Gregory Nakagawa, general manager for Sharp America, said the company plans to use Efficeon next year in an upgrade of its model MM10 notebook which uses the Crusoe. Sharp currently has no active plans for the part in other notebooks.

Because Efficeon is not pin-compatible with Centrino, OEMs will have to design new motherboards for the CPU, another hurdle to acceptance. Moreover, only two south bridge chips, one from Nvidia and one from ULi Electronics Inc., currently support Effusion's HyperTransport interconnect.

Given Transmeta's past problems delivering Crusoe processors, some OEMs may wait until the company delivers planned 90-nm versions of Efficeon to be made by Fujitsu and available sometime in 2004. Those parts are expected to hit speeds up to 2 GHz and power dissipation as low as 5W.

Nevertheless analysts were upbeat about Transmeta's prospects. "Intel's Centrino is positioned as a premium product, and there's a lot of room underneath them for something with equal performance and a much lower price," said Nathan Brookwood of market watcher Insight64 (Saratoga, Calif.).

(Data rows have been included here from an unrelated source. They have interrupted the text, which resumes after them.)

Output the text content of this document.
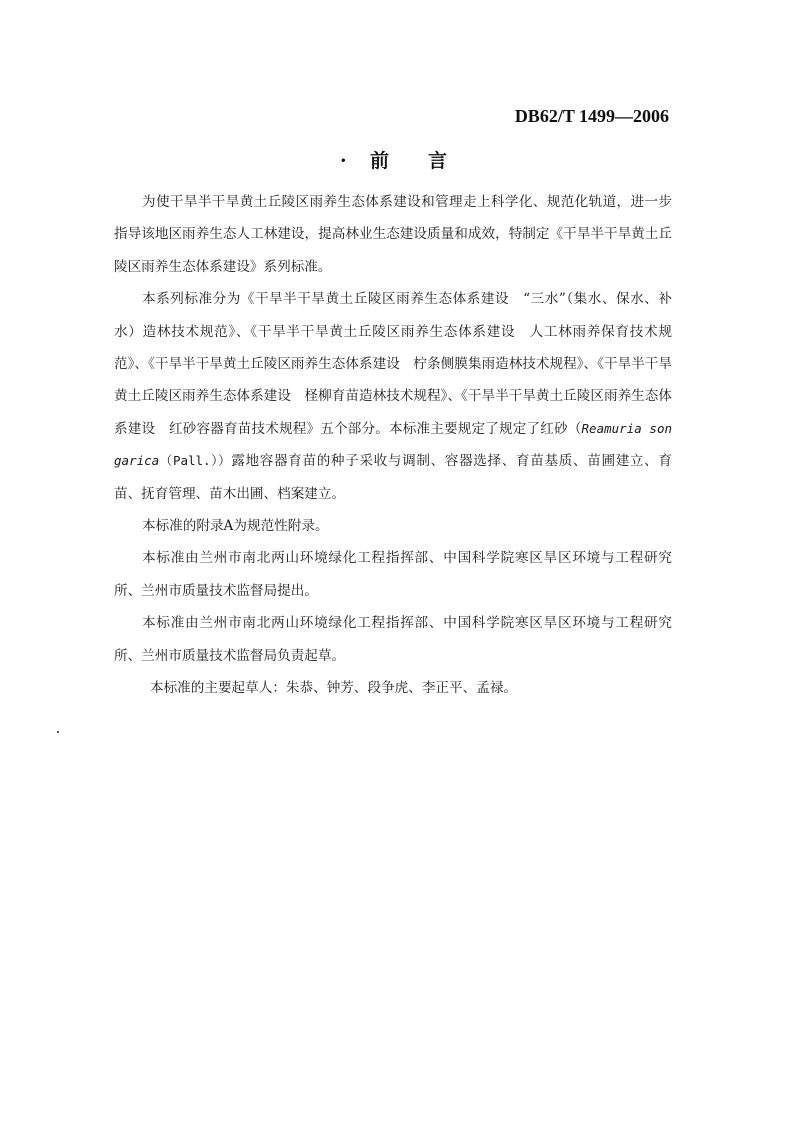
DB62/T 1499—2006
· 前 言

为使干旱半干旱黄土丘陵区雨养生态体系建设和管理走上科学化、规范化轨道，进一步指导该地区雨养生态人工林建设，提高林业生态建设质量和成效，特制定《干旱半干旱黄土丘陵区雨养生态体系建设》系列标准。

本系列标准分为《干旱半干旱黄土丘陵区雨养生态体系建设　“三水”（集水、保水、补水）造林技术规范》、《干旱半干旱黄土丘陵区雨养生态体系建设　人工林雨养保育技术规范》、《干旱半干旱黄土丘陵区雨养生态体系建设　柠条侧膜集雨造林技术规程》、《干旱半干旱黄土丘陵区雨养生态体系建设　柽柳育苗造林技术规程》、《干旱半干旱黄土丘陵区雨养生态体系建设　红砂容器育苗技术规程》五个部分。本标准主要规定了规定了红砂（Reamuria songarica（Pall.））露地容器育苗的种子采收与调制、容器选择、育苗基质、苗圃建立、育苗、抚育管理、苗木出圃、档案建立。

本标准的附录A为规范性附录。

本标准由兰州市南北两山环境绿化工程指挥部、中国科学院寒区旱区环境与工程研究所、兰州市质量技术监督局提出。

本标准由兰州市南北两山环境绿化工程指挥部、中国科学院寒区旱区环境与工程研究所、兰州市质量技术监督局负责起草。

本标准的主要起草人：朱恭、钟芳、段争虎、李正平、孟禄。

Transmeta will have to compete in this market segment with Advanced Micro Devices, which is already capturing design wins with a mobile version of its Athlon chip and Via Technologies (Taipei) which launched its C5P earlier this week, a part with roughly similar performance, power and footprint characteristics as Efficeon. While the Efficeon will cost about $100, the Via CPU will be priced under $50.

Transmeta, which has to date run in the red, needs revenues of about $45 million per quarter to break even. A design win in a single model of a top-tier OEM's mainstream notebook line could generate sales of as much as $6 million, according to the company.

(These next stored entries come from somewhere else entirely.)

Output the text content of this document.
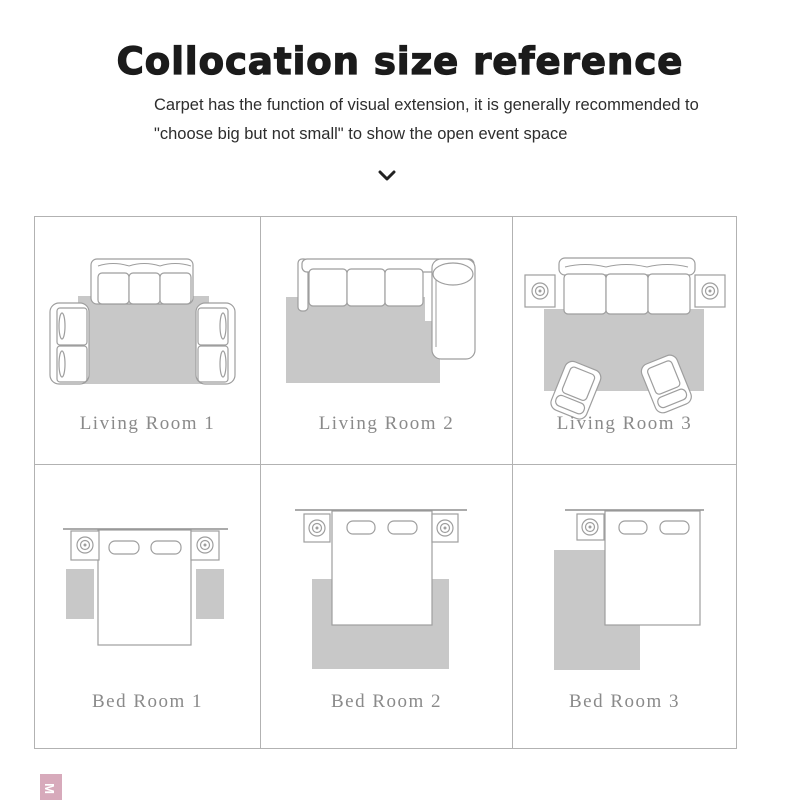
Collocation size reference
Carpet has the function of visual extension, it is generally recommended to
"choose big but not small" to show the open event space
Living Room 1	Living Room 2	Living Room 3
Bed Room 1	Bed Room 2	Bed Room 3
M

One ace-in-the-hole for Transmeta is an upgrade version of its power management technology. LongRun2 sports a new capability for dynamically adjusting a processor's threshold voltage to reduce power leakage. The software will not ship in the first generation 130-nm Efficeon parts but follow at a later date unspecified by the company.

Ditzel positioned LongRun2 as a potentially broad solution to leakage problems that are emerging in chips made at the 90- and 65-nm nodes. "As far as we can tell, we think we have a unique solution to the leakage problem," he said.

Transmeta CEO Matt Perry suggested the company might license the technology. He noted Transmeta has already sealed two small intellectual property deals for other technology and will announce two more IP deals in an earnings conference call Wednesday (Oct 15).

Ditzel showed a demonstration in which LongRun2 adjusted threshold voltage on a CPU to virtually eliminate leakage current, taking power consumption in idle mode down from 144 to just 2mW. The company did not detail how the technique works, although Ditzel did say it depends on both hardware circuitry already in Efficeon and the software that is still in development.